LE GRAND VOYAGE d: Ismaël Ferroukhi
Le Grand voyage (2004)
Direction and screenplay: Ismaël Ferroukhi. Cast: Nicolas Cazalé, Mohamed Majd, Jacky Nercessian, Ghina Ognianova
The French-Moroccan Le Grand voyage, winner of the best first film award at the Venice Film Festival, is a well-intentioned, well-directed, and extremely well-acted road movie that is less satisfying that it should be because writer-director Ismaël Ferroukhi’s screenplay fails to strike a balance between the learning needs of both young and old, religious and non-religious, old guard and new guard.
In Le Grand voyage, described by the director as "a love story between a father and a son," the one who almost invariably comes out at the bottom of the learning curve is the young French-born Reda (Nicolas Cazalé), whose rabidly conservative Moroccan father (beautifully played by Mohamed Majd, best actor winner at the Mar del Plata Film Festival) forces him to act as chauffeur on an arduous 5,000km pilgrimage to Mecca.
The closest we get to a mellowing of the father’s rigid stance is his eventual acceptance of his son’s non-Muslim girlfriend, who can be seen in a photograph the young man carries around with him. (I’d be curious to see just how tolerant the father would have been had the son been carrying the photo of a non-Muslim guy throughout their pilgrimage to Mecca.)
Considering the father’s stern, self-righteous, and bossy manner, Ferroukhi should have depicted the North African man’s eventual realization that his religious piety and ascetic ways do not make him morally superior to his fun-loving, European son. Le Grand voyage, however, never reaches that destination, opting instead for a more facile — and none too convincing — resolution in which tragedy leads to a final outburst of filial love.

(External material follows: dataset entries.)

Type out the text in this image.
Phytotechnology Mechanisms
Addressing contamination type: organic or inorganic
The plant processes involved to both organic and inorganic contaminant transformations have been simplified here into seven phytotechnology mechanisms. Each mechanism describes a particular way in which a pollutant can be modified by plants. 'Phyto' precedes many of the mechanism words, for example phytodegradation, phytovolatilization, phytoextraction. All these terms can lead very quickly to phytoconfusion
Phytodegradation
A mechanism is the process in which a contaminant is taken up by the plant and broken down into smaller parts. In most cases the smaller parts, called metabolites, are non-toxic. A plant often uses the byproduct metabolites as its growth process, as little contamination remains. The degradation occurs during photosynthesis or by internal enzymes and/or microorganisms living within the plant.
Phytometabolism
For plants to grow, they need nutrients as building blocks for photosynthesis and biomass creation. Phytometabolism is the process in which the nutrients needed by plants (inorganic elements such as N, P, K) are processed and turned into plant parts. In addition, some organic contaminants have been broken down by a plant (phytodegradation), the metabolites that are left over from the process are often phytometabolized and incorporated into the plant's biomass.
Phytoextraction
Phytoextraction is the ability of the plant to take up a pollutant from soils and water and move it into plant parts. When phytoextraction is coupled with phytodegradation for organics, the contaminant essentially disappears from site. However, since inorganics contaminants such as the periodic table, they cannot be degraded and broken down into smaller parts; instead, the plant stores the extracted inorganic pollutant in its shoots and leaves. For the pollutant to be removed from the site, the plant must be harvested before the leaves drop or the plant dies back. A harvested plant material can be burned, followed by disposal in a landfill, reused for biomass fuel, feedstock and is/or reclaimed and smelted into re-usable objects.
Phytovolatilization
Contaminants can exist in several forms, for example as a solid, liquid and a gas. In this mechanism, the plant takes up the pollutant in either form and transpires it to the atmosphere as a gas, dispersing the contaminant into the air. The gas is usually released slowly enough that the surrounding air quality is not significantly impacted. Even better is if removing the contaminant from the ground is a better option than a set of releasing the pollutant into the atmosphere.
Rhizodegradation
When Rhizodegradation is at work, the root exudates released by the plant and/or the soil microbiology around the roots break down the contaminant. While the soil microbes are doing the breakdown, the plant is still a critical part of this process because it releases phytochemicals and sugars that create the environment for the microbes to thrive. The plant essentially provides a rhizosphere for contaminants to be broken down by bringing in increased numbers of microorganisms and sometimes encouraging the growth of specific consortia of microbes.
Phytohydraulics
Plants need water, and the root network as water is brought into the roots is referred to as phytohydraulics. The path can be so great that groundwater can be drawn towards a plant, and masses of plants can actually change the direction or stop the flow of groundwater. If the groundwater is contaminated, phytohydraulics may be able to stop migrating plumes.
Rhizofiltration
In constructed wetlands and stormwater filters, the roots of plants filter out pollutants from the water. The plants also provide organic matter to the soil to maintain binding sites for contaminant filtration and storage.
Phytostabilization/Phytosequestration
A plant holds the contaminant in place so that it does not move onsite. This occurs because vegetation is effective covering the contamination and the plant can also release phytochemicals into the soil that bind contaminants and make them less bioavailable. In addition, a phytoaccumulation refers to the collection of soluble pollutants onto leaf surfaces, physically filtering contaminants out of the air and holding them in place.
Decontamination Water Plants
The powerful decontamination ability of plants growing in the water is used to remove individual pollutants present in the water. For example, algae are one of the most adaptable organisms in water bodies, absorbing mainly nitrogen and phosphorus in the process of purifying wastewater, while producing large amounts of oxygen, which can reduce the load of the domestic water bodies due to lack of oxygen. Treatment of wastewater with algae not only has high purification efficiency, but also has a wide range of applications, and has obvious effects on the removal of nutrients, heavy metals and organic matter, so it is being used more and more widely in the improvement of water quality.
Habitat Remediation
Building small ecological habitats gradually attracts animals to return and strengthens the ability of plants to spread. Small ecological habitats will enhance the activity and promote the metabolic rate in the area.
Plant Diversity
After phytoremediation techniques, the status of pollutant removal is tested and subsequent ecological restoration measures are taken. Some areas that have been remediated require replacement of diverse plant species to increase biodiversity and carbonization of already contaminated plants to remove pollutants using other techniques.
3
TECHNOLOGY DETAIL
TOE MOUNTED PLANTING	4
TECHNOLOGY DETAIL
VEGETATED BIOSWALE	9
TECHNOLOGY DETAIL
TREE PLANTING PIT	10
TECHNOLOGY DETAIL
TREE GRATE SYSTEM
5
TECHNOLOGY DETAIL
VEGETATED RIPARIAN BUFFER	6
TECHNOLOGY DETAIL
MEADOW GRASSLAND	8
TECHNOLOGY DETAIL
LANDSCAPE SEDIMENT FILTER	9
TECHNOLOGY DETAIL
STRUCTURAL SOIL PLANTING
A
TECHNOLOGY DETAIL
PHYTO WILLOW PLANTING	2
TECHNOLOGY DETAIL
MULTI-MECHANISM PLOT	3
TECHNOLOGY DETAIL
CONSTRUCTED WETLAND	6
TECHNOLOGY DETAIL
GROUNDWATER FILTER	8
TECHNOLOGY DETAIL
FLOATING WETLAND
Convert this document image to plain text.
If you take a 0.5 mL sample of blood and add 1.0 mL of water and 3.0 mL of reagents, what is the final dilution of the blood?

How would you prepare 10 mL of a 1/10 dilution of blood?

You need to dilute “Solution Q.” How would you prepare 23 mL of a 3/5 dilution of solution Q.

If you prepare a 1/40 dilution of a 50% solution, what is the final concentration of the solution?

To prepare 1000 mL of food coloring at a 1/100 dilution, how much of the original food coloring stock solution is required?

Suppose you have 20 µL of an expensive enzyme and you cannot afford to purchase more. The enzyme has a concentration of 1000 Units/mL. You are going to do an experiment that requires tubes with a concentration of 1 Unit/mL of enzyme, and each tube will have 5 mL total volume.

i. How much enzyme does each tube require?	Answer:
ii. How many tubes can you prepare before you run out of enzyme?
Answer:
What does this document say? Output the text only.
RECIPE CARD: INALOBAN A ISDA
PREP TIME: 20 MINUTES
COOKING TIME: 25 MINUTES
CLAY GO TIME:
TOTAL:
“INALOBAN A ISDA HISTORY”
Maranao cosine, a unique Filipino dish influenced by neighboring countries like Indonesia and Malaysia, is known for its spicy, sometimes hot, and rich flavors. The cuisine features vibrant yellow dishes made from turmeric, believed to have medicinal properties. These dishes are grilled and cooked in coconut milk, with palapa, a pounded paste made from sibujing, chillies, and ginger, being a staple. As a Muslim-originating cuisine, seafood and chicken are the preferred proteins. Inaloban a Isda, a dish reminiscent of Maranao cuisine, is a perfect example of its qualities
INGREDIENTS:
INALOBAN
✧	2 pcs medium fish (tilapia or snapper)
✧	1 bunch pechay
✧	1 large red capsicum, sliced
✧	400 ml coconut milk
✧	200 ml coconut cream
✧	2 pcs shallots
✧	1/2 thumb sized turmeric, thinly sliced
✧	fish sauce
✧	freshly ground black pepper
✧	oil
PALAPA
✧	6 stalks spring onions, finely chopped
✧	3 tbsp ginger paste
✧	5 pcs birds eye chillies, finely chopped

Reviewed at the Los Angeles Film Festival.
Notes:
After a screening of Le Grand Voyage at the 2005 Los Angeles Film Festival, director-screenwriter Ismaël Ferroukhi told the audience that it took him five years to get his project off the ground. (The film’s screenplay was written in 1998.) Le Grand Voyage was shot in 2003, and since money was tight the two leads — along with the crew — often had to travel by car, as they do in the film. According to Ferroukhi, that arrangement helped the actors’ performances and enhanced the film’s realism.
Ferroukhi added that his inspiration for Le Grand Voyage was the intriguing concept of a father and a son who live under the same roof without speaking the same language — not only metaphorically, but also literally. (In Le Grand Voyage, Reda, the son, speaks only French, while his father speaks only Moroccan Arabic.) By having father and son stuck with each other during a lengthy trip, Ferroukhi could then force the two men to confront and eventually come to terms with their differences.
Ferroukhi also explained that the "orange door" in Reda’s blue car (the door is taken from a metal heap) is devoid of any profound symbolism. It was, however, a good way to make Reda’s car noticeable whether he was driving through Istanbul, Belgrade, or Mecca.
Spoilers: According to Ferroukhi, the father’s death at the end of the film was not a convenient resolution to the cultural and generational gap between father and son, but a means to bring greater relevance to Reda’s newfound maturity. During the Q&A session, the director made an analogy to "the pains of childbirth," which are necessary for the release of a new person.
"If the film has a message" Ferroukhi declared, "then it’s a message of tolerance." He explained that he set out to make "a universal film [that would reach] beyond culture and religion." The son learns to accept his father’s religious ways; the father learns that his son must follow his own path.